My go-to veggie burger recipe was given to me by my vegetarian college roommate in the early 1990s. Back then, the recipe called for mashed chickpeas, cooked rice, chopped onions, tomato paste and seasonings. Tasty, but crumbly. In more recent years, I began adding panko breadcrumbs and the burger became flippable. Now, I knead the panko breadcrumbs by hand into a dough with the other ingredients. It creates a firm, but still tender veggie burger that develops a nice crispy outside when pan fried.

You can use the same mixture to make a veggie dog. Photo by Avery Yale Kamila

By adding the breadcrumbs, I can make up to 5-inch diameter patties and flip them without a problem. I’ve also made other shapes, including sliders and veggie dogs. I get the firmest patties if I refrigerate the veggie burger mix overnight. However, I’m not always that organized and know from experience that the mixture works fine when formed into patties and cooked right away. The veggie burgers will keep in the refrigerator for up to a week, and they can also be formed, stacked with parchment paper between the patties, covered, and frozen for later use.

However you enjoy them, these veggie burgers make a hearty, comforting meal.
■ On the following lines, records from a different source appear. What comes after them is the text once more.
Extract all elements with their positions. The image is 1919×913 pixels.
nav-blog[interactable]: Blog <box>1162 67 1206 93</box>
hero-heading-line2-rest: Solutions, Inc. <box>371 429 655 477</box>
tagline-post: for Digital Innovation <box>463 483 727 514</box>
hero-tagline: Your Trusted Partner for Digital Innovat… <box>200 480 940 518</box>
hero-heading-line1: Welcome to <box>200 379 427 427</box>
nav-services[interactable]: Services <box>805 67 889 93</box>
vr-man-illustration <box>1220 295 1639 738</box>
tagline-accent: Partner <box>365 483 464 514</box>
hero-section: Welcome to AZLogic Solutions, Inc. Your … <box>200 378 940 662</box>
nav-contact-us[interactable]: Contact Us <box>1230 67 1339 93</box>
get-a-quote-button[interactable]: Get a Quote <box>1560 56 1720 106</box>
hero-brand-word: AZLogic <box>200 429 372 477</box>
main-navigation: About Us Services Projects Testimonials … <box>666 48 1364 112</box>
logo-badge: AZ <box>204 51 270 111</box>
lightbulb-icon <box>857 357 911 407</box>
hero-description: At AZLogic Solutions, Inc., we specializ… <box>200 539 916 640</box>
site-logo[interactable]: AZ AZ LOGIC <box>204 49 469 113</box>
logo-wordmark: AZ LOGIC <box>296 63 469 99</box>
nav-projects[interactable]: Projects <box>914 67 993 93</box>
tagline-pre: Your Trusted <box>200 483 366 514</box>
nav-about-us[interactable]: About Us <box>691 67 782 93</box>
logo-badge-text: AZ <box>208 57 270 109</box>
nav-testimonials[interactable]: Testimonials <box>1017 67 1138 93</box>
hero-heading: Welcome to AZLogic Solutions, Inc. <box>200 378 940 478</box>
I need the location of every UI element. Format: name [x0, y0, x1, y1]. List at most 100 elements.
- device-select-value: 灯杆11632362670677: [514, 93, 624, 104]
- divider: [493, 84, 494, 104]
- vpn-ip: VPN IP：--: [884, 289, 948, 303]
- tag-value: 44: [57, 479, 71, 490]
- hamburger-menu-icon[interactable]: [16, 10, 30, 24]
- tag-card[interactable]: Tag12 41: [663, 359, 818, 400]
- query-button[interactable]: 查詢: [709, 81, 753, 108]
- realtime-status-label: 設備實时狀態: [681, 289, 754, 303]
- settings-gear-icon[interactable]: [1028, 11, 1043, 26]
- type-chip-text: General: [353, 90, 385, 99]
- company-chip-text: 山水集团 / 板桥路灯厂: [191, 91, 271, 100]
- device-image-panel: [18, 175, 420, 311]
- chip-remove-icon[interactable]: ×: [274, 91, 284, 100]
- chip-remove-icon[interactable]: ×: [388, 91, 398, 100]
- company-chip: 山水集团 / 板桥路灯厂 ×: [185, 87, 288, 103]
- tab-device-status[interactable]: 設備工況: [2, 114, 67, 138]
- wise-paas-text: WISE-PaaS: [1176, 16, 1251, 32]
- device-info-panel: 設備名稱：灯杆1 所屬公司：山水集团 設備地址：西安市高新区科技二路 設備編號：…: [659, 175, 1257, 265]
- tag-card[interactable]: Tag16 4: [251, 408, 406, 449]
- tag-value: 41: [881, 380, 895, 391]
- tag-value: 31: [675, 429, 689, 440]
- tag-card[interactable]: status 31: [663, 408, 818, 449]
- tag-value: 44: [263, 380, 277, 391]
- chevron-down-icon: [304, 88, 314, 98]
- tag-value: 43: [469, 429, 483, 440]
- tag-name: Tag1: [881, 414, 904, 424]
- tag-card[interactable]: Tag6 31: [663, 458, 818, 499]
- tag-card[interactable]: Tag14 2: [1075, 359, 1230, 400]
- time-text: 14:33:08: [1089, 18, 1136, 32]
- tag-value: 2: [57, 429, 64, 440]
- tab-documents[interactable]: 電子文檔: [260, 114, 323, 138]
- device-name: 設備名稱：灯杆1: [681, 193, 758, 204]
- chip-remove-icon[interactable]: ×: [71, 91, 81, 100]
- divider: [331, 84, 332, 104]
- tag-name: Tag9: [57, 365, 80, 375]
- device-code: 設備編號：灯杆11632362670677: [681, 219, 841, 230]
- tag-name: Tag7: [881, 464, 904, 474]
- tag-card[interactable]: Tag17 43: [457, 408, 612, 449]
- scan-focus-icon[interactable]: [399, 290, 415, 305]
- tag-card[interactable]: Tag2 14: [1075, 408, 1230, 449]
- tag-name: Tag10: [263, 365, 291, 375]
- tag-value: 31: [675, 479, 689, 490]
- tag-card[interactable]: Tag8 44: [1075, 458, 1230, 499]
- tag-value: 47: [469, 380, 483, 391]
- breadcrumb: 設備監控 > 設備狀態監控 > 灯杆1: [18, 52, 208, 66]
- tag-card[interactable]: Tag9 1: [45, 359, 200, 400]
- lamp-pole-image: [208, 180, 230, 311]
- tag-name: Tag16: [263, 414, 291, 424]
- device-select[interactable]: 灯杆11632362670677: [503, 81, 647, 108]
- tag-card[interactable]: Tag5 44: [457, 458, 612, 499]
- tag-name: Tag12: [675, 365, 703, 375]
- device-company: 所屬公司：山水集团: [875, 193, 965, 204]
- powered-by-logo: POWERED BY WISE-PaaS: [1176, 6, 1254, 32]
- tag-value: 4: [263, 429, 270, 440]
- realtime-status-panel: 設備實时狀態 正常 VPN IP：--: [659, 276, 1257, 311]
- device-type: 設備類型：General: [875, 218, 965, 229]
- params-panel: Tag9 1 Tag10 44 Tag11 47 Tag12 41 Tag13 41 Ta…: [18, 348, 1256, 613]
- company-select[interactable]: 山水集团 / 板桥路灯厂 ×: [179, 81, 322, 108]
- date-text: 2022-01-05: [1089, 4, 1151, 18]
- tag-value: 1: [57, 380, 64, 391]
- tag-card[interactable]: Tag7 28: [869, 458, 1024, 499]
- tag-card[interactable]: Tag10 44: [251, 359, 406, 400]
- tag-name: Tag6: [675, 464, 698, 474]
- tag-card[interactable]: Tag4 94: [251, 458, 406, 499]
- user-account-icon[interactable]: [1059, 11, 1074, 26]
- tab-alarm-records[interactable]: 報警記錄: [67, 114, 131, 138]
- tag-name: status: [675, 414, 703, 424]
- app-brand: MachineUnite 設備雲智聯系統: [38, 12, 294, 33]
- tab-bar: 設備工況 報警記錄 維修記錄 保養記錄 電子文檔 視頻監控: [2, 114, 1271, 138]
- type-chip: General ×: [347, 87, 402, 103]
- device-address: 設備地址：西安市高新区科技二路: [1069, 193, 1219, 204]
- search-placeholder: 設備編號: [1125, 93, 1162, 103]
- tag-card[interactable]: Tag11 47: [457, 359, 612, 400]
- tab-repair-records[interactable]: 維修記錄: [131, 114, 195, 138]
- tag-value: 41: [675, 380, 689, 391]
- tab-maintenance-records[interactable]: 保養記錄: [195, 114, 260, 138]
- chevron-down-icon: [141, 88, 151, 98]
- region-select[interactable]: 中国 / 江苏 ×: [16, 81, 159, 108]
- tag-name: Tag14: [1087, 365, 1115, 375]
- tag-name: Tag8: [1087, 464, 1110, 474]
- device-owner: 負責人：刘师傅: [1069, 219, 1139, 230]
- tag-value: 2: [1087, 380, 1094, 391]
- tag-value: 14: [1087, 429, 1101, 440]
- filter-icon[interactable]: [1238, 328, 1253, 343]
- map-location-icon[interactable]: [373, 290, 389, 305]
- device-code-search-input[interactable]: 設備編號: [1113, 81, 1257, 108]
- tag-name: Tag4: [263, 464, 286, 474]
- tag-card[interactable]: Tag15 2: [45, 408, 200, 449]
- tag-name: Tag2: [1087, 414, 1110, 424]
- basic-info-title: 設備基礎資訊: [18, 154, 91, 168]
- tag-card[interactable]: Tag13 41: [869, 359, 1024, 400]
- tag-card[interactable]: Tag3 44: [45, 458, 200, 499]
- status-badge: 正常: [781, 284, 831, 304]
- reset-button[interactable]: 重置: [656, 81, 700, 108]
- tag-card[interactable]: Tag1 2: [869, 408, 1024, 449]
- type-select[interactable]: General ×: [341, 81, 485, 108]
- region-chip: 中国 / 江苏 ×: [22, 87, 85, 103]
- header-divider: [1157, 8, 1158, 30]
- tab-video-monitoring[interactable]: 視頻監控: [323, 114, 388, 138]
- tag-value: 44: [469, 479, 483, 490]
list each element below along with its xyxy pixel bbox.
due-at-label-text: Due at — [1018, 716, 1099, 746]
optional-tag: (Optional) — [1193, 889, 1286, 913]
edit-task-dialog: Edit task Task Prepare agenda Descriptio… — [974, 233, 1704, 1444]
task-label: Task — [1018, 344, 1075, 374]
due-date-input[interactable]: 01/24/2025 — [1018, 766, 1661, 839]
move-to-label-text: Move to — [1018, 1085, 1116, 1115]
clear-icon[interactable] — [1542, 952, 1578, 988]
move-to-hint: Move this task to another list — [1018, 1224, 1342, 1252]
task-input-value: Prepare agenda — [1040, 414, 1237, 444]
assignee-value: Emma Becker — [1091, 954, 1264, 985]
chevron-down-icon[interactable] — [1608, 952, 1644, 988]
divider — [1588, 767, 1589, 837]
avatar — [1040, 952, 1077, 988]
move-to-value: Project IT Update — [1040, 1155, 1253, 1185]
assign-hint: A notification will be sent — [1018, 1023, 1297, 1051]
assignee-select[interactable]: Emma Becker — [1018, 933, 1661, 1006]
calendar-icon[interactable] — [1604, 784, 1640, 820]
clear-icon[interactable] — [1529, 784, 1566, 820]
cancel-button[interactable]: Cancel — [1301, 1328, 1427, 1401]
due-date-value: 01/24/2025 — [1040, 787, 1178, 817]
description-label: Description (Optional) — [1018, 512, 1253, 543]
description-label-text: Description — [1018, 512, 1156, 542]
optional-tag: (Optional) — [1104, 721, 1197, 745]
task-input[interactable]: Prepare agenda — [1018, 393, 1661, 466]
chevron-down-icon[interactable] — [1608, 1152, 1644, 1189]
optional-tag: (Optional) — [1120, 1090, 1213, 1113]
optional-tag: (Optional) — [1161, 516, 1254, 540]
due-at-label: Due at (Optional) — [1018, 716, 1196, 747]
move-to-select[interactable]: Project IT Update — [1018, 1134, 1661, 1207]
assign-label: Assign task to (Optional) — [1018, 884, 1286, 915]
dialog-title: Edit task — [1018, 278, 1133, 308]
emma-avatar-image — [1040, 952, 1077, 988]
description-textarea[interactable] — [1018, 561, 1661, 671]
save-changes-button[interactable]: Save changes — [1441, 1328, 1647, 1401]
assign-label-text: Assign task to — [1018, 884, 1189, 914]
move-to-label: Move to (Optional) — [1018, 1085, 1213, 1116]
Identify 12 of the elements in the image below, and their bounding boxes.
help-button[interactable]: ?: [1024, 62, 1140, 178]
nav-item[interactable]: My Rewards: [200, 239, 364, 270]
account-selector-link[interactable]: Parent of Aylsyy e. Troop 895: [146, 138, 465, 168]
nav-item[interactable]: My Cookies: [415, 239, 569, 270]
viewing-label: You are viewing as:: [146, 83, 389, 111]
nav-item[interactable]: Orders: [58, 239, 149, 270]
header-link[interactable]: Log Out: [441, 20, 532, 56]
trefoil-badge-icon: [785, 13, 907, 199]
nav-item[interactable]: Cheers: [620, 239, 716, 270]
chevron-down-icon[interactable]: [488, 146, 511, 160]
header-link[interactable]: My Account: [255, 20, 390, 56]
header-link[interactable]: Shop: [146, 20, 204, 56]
Avery Yale Kamila is a food writer who lives in downtown Portland. She can be reached at [email protected] and
Twitter: AveryYaleKamila

Tomato-Chickpea Veggie Burgers

Recipe from Avery Yale Kamila. When choosing your rice, bear in mind that short-grain is stickier. You can also make these burgers with fresh herbs. 

Makes 8 burgers

1½ cups (or one 14-ounce can) cooked and drained chickpeas
2 cups cooked brown rice, either long grain or short grain
2 cups panko breadcrumbs
1 cup diced onions
8 ounces tomato sauce
1½ teaspoons salt
3 teaspoons dried basil
2 teaspoons garlic powder
1½ teaspoons smoked paprika
1 teaspoon dried oregano
1 teaspoon dried thyme
1 teaspoon dried, finely ground rosemary
Vegetable oil, to fry

Mash the chickpeas with a potato ricer or fork in a mixing bowl, leaving a few chunks. Add all the other ingredients except for the oil and knead with your hands until the mixture is fully incorporated, slightly stiff and not too wet or sticky. For best results, let the mixture firm up more in the refrigerator overnight, but you can also use it right away.

Heat a skillet over medium heat and add the vegetable oil to the pan to heat. Meanwhile, form the mixture into 8 patties. Pan fry the patties until crispy and brown on both sides and heated through, 5-7 minutes per side. Serve immediately on buns with traditional burger toppings, or over cooked grains with salad or roasted vegetables.